Across the U.S. environmentalists are rejoicing — President Barack Obama kept his word and vetoed the Keystone XL Pipeline bill! According to some articles, he vetoed quickly after it arrived at the White House.
However, while we are clinking our champaign glasses and giving toasts for this victory, we must not forget how close this bill came to passing.
I mean, lets face it — as PBS affirms — approving the Keystone XL Pipeline was the “first order of business of the Republican-led Congress this year.” Lets see… how many people are in the Congress? 535.
And guess what? Obama’s veto has far from doused the flaming debate. If Congress can muster 2/3 majority in the House and the Senate to over-ride the President’s veto, this baby is a go!
“Energy security” and “energy independence” — these are words tossed around by pipeline enthusiasts like Robert Bryce, a senior fellow at the Manhattan Institute’s Center for Energy Policy and the Environment.
“This is just a pipeline” Bryce said on the PBS News Hour this evening. “Just a pipeline like the “10,000 miles of pipeline” that have been built in the US alone this year.
You know, Bryce, I have to disagree — but not for the reasons you may be thinking.
TransCanada, the pipeline’s mother company, writes on their website the pipeline would actually, “be the safest and most advanced oil pipeline operation in North America.”
I mean, of course pipelines are safer to transport oil than rail. Rail might be used anyway to transport tar-sands to the US, as Bryce points out.
BUT do we really need this dirty, energy-intensive oil type when the oil we are currently using is much cheaper than it has been in decades? What about our boom in domestic natural gas supplies?
I mean I am not whole-heartedly defending these sources of energy, but they are better than an energy source that will increase greenhouse gas emissions by 17 percent, right?
And I mean, if there is one thing that could ultimately threaten our safety — it’s global climate change. Ever think about how most of our military bases are located strategically at either coastlines or out in deserts? I hand’t, to be honest. Until I read recent a Rolling Stone article that spelled it out quite clear. Norfolk, Va., the headquarters of the U.S. Navy’s Atlantic Fleet, is experiencing almost twice the pace of sea level rise as a result of Climate Change, according to the article.
Va. Senator Tim Kaine says that military readiness is already being impacted by sea level rise — I mean, how are you going to go into battle when where you plan to refill your ship is underwater? The most recent nor’easter caused most trucks to be up to their axels in water, the article states.
There are already existing pipelines with the capacity of transporting 591,00 barrels of tar-sands oil per day to the U.S., states Mike Patton in a recent Forbes article. And yes, a Keystone Pipeline has existed since June 2010 that extends from Hardisty, Alberta to refineries in Wood River and Peoria, Illinois, according to Patton.

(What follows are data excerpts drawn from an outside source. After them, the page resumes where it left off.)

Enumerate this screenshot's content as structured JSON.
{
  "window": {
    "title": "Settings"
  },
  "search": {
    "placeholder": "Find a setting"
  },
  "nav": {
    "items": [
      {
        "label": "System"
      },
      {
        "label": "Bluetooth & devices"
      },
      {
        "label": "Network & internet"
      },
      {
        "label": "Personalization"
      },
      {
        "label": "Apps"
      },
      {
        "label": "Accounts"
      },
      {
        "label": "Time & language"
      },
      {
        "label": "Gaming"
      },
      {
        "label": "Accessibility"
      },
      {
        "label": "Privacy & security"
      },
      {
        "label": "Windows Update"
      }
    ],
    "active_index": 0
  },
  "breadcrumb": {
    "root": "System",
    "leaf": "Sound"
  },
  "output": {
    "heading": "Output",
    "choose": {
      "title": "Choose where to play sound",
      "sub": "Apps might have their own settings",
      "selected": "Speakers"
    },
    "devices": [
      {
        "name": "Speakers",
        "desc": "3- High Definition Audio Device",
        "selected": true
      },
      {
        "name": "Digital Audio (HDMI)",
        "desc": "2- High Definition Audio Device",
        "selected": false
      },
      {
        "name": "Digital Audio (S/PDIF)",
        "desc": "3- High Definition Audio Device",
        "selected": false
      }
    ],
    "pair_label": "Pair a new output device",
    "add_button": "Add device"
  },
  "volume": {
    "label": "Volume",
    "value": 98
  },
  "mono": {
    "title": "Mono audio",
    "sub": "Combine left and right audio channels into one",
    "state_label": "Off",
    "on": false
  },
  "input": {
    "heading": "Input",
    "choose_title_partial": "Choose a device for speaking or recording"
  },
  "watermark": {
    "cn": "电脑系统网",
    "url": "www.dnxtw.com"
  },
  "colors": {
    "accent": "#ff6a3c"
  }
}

So what’s new? Is this just another “Liberal vs. Conservative” debate about enforcing polarization in these political viewpoints.
Probably partially. But there are still numbers that don’t lie about the significance of Keystone XL. It’s two parts, one that would transport oil over 435 miles from Cushing Oklahoma to Port Arthur, Texas and another 1,179 miles of pipeline that would start at Hardisty, Alberta and run to Steele City, Nebraska could transport up to 820,000 barrels per day of tar-sand oil. Combined, the two are expected to be entirely capable of transporting 1.3 million barrels per day, Forbes reveals.
So pipeline is not about safety or one political party yelling at another — it’s about the energy future of this country. By letting it as an issue fall through the cracks, like so many other pipelines below our feet, we are being passive about the future sources of our energy. Being passive did not support Obama’s decision to veto the pipeline — but there are still hundreds in Congress nipping at the bit to bring this bill back around.
So now is not just a time to celebrate, but to be ready for what is to come — not just from the Keystone XL debate, but so many others involving our precious and precarious environment.